Anonymous dave miers said...

good stuff so far.

but the key question worth thinking through:

Is Kanye West an Übermensch?

11:15 pm  
Blogger byron smith said...

Nice summary. A few thoughts.
a) Nietzsche was generally anti-foundationalist in his epistemology.
b) Nieztsche was certainly not the first atheist. Perhaps what was new(er) were his reasons for being so. It was no so much that God makes no sense or that there is no evidence for God, but that Nietzsche found the very idea of God distasteful. It makes you sick. It is on aesthetic (and ethical) grounds that Nietzsche rejects God. In the end, he refuses to think there is any need to justify his atheism; it is simply a matter of superior taste.
c) Perhaps you need a brief phrase explaining Zarathustra's relationship to Nietz.
d) Technically, I think N reserves the Overman as an eschatological figure (and it almost only ever appears on the lips of Zarathustra and in his unpublished work).
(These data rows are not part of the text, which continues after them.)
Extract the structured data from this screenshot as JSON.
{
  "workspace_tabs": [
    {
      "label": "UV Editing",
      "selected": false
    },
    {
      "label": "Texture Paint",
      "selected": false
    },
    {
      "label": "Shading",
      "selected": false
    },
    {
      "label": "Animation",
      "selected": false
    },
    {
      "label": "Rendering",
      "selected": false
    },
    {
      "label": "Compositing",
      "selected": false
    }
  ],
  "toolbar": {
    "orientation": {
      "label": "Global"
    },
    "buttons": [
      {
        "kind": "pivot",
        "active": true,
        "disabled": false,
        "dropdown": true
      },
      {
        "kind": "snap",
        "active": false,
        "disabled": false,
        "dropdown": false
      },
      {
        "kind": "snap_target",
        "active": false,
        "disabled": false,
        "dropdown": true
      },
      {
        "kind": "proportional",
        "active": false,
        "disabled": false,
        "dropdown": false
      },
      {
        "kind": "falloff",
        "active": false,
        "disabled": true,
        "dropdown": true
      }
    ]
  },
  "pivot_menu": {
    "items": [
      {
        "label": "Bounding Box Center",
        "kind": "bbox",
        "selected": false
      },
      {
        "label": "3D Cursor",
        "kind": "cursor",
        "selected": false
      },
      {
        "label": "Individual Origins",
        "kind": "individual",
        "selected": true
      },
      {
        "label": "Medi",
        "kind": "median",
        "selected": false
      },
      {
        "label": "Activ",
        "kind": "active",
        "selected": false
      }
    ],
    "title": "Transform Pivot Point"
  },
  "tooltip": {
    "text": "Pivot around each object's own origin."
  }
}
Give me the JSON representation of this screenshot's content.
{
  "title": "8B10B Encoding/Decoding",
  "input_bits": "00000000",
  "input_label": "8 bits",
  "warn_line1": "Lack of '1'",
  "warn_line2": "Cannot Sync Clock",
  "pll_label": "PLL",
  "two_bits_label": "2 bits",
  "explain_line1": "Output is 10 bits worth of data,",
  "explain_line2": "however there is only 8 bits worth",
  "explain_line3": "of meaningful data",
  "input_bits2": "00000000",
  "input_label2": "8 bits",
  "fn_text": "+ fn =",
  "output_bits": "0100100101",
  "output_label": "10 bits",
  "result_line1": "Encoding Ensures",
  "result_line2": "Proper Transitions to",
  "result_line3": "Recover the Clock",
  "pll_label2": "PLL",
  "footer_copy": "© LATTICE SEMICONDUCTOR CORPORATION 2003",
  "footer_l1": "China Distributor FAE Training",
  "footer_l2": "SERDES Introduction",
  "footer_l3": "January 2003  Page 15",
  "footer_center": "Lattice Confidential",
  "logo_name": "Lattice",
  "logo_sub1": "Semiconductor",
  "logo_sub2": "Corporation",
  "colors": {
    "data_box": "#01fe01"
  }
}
The John-the-Baptist figures who precede (Napoleon, etc) he more usually calls "Free Spirits", or some such name.
e) Nietzsche would generally deny that we have a goal. The will to power is not a goal, but is simply the way things are.
f) Philosophers have long been interested in the question of suffering; this is not unique to Nietz.

Good work - keep it up. I hope these little essays are profitable for you!

11:59 pm  
Blogger psychodougie said...

Dave - the key question? really?
interesting post tho - i remember reading it some time ago. however i don't think his race would be a problem for him being the übermensch - it wasn't him so much as those who reappropriated his ideas (such as his sister who abridged his works) who brought any racist element to his philosophy.

6:50 pm  
Blogger psychodougie said...

Byron - thanks for your thoughtful comments. will be helpful in rethinking my answers.

a - good point. i'll word it differently.

b - yeah i really found this fascinating reading about him - even those who are fairly obviously atheists felt the need to tack on to their philosophy some sort of proof of God. they had these systems and rules and so on - he is uniquely completely free from this - it's really brave!

c - yep

d - that's really helpful. i wonder whether it's similar to the idea of the antichrist - there are antichrists and there is the eschatalogical Antichrist - would that same idea suit figures such as Napoleon et al? (although i take your technical correction on board - more a theoretical/correlative question)

e - ok. was trying to draw in other ideas but again showing my lack of primary source reading!

f - oh really? it seemed (from the summary books i listed) that suffering wasn't something philosophers ventured into. but see point e above!

thanks Byron - yeah, it was really good to do, especially trying to draw threads between them, see the family trees of thought etc. obviously not comparable to doing the whole course with DHö (let alone whatever you did in philosophy beforehand), but nonetheless good at consolidating random facts from the years.

7:10 pm  
Blogger byron smith said...

No problem. I'll stop nitpicking (soon).

Just one more: there is plenty of racist stuff in N, it is just not exclusively anti-Semitic (and he makes one comment criticising anti-Semitism in Germany). He has a go at pretty much every European nationality (and a few others). He saw himself as belonging to no country.

12:42 am  
Anonymous dave miers said...

Dave - the key question? really?

yes. THE key question. answer that and you will have sorted every other question out!

however i don't think his race would be a problem for him being the übermensch - it wasn't him so much as those who reappropriated his ideas (such as his sister who abridged his works) who brought any racist element to his philosophy.

aside from what fred, his sister and hitler have done with his work - kanye is his own man... he will apply it how he wants.